The development is the largest in Uptown with over 1.8 million square feet with 124,644 sqft of retail space and 92,234 sqft of office space. BLVD Place is home to Whole Foods Market and numerous upscale shops, boutiques, and restaurants. Phase II of the development contains about 211,000 sqft of retail, restaurant, and office space, and is 99.9% leased. Phase I, including 70,000 sqft of retail and office space, was completed in 2009. It is located on the former site of a strip mall and a 1972 mall originally called the Saks Fifth Avenue Center of Fashion (later "Pavilion at Post Oak").

==History==
By 2005, Wulfe & Co. owned a strip mall at the south end of the current BLVD Place, then acquired the Pavilion at Post Oak mall occupying the north end of the site. The mall, which originally went by the glamorous name of Saks Fifth Avenue Center of Fashion, had long been in decline, especially since losing its anchor department store, Saks Fifth Avenue, in 1997 when Saks moved to a new $50 million location in The Galleria less than a mile away. In 2005 Wulfe announced its plans to demolish the Pavilion and use both parcels to create BLVD Place in phases. The mall site is roughly the location of BLVD Place 6, and has the mall's old address, 1800 S. Post Oak.

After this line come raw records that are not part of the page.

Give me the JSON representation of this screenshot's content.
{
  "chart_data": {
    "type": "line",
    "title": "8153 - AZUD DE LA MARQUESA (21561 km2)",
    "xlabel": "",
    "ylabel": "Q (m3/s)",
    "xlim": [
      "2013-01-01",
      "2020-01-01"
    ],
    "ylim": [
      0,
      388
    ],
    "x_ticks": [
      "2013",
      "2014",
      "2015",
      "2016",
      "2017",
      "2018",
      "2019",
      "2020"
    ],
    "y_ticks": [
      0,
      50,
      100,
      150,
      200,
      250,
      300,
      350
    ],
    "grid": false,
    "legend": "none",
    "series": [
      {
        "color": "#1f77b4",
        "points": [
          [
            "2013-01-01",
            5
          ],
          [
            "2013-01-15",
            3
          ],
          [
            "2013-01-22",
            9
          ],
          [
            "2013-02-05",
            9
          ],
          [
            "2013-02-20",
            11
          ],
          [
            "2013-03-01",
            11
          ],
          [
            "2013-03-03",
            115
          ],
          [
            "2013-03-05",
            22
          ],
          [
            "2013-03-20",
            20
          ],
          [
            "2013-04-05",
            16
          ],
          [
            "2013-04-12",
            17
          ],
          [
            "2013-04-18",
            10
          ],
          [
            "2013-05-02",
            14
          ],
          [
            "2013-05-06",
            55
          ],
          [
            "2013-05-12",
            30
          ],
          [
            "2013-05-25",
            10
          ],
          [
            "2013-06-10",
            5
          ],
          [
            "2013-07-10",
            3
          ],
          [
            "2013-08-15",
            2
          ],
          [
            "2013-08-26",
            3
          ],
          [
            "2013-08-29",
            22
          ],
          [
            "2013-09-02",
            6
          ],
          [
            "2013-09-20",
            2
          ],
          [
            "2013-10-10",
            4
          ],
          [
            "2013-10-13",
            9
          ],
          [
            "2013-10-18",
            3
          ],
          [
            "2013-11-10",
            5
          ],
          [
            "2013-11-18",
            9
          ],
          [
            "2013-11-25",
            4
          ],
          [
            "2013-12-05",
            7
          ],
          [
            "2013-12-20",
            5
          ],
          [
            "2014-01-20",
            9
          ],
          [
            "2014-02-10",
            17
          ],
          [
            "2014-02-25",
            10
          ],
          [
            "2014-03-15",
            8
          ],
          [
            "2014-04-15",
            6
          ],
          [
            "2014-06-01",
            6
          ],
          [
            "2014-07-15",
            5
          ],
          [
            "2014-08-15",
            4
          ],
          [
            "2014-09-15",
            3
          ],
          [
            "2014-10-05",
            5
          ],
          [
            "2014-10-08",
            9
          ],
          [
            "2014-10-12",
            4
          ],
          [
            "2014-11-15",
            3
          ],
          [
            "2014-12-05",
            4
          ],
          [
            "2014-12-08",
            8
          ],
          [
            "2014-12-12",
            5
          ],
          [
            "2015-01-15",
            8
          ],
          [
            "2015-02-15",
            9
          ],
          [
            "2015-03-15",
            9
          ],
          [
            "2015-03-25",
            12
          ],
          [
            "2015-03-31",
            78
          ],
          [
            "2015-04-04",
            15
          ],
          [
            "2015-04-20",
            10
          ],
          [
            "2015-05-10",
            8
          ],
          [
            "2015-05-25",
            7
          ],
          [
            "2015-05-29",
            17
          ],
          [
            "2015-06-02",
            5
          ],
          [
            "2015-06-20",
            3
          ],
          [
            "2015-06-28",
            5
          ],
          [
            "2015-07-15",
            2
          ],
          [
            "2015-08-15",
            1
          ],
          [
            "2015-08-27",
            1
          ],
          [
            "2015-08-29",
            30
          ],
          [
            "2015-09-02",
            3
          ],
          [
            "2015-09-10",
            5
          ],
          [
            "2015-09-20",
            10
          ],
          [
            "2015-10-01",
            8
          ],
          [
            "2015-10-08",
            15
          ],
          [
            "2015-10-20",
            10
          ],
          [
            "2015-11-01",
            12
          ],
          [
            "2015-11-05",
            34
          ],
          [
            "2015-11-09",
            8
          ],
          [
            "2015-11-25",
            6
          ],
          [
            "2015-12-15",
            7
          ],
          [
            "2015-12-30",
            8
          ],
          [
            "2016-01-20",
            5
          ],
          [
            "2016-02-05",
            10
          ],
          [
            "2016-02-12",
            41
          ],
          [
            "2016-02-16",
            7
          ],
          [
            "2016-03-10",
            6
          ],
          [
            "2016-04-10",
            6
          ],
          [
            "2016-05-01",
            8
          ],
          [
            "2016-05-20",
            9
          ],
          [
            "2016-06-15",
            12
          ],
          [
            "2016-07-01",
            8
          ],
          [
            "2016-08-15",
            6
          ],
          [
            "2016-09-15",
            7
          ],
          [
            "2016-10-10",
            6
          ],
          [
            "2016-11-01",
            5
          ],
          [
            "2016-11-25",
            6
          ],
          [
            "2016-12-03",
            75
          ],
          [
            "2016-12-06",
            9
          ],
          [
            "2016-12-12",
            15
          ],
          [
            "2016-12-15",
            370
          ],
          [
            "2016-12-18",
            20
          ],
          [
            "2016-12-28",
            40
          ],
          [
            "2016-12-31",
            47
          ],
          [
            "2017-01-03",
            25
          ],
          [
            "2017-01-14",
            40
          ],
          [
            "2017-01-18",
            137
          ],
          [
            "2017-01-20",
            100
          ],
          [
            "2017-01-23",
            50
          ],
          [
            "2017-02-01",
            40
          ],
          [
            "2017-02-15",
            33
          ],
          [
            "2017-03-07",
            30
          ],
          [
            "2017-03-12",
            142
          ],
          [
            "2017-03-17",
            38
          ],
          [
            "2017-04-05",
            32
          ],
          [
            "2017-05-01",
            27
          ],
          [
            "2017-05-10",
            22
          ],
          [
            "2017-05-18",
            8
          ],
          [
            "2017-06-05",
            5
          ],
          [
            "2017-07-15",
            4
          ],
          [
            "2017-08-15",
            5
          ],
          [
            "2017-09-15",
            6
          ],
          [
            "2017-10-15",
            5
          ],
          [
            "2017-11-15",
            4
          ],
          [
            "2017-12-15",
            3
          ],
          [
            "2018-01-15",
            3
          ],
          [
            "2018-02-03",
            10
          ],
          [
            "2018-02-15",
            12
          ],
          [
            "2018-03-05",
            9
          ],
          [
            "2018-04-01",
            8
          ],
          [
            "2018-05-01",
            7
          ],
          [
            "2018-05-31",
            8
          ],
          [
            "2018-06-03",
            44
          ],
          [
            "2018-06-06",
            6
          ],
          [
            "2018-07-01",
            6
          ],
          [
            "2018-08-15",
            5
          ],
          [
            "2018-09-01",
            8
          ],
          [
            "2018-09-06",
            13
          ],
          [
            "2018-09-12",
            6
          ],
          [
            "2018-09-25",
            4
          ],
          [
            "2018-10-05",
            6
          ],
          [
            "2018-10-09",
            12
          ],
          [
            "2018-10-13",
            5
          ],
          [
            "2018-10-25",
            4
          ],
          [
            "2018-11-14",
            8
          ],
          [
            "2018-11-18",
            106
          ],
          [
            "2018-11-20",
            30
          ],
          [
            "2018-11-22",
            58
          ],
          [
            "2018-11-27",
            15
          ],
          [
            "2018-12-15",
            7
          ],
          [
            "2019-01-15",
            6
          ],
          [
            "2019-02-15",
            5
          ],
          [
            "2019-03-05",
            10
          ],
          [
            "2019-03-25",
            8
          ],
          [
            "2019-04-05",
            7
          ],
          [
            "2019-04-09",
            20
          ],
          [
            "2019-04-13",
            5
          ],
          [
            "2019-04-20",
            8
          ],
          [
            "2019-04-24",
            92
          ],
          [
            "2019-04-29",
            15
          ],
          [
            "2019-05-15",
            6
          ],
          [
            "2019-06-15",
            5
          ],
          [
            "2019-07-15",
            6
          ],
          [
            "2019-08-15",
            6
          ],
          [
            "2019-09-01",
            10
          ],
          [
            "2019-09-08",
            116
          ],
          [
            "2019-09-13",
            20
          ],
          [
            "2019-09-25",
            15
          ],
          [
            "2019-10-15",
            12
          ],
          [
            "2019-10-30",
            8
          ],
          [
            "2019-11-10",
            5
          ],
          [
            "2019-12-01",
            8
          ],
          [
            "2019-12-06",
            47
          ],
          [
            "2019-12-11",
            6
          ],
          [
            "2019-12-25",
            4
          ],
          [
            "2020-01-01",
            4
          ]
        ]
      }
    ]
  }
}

The Hanover Co. constructed a 29-story high-rise residential tower in BLVD Place, known as Hanover Post Oak, on 1.2 acre at the southwest corner of Post Oak Lane and San Felipe.

In May 2012, Energy company Apache Corporation, currently headquartered nearby at Post Oak Central, acquired 6.4 acre in BLVD Place for their Houston headquarters.

Frost Bank signed a lease in Phase II of BLVD Place for 53,000 sqft. The bank will consolidate its Houston region headquarters into the new space.

In April 2017, the real estate investment trust, Whitestone REIT, announced plans to buy the development for, along with Eldorado Plaza, $204.6 million. The eventually acquired the development for $158 million.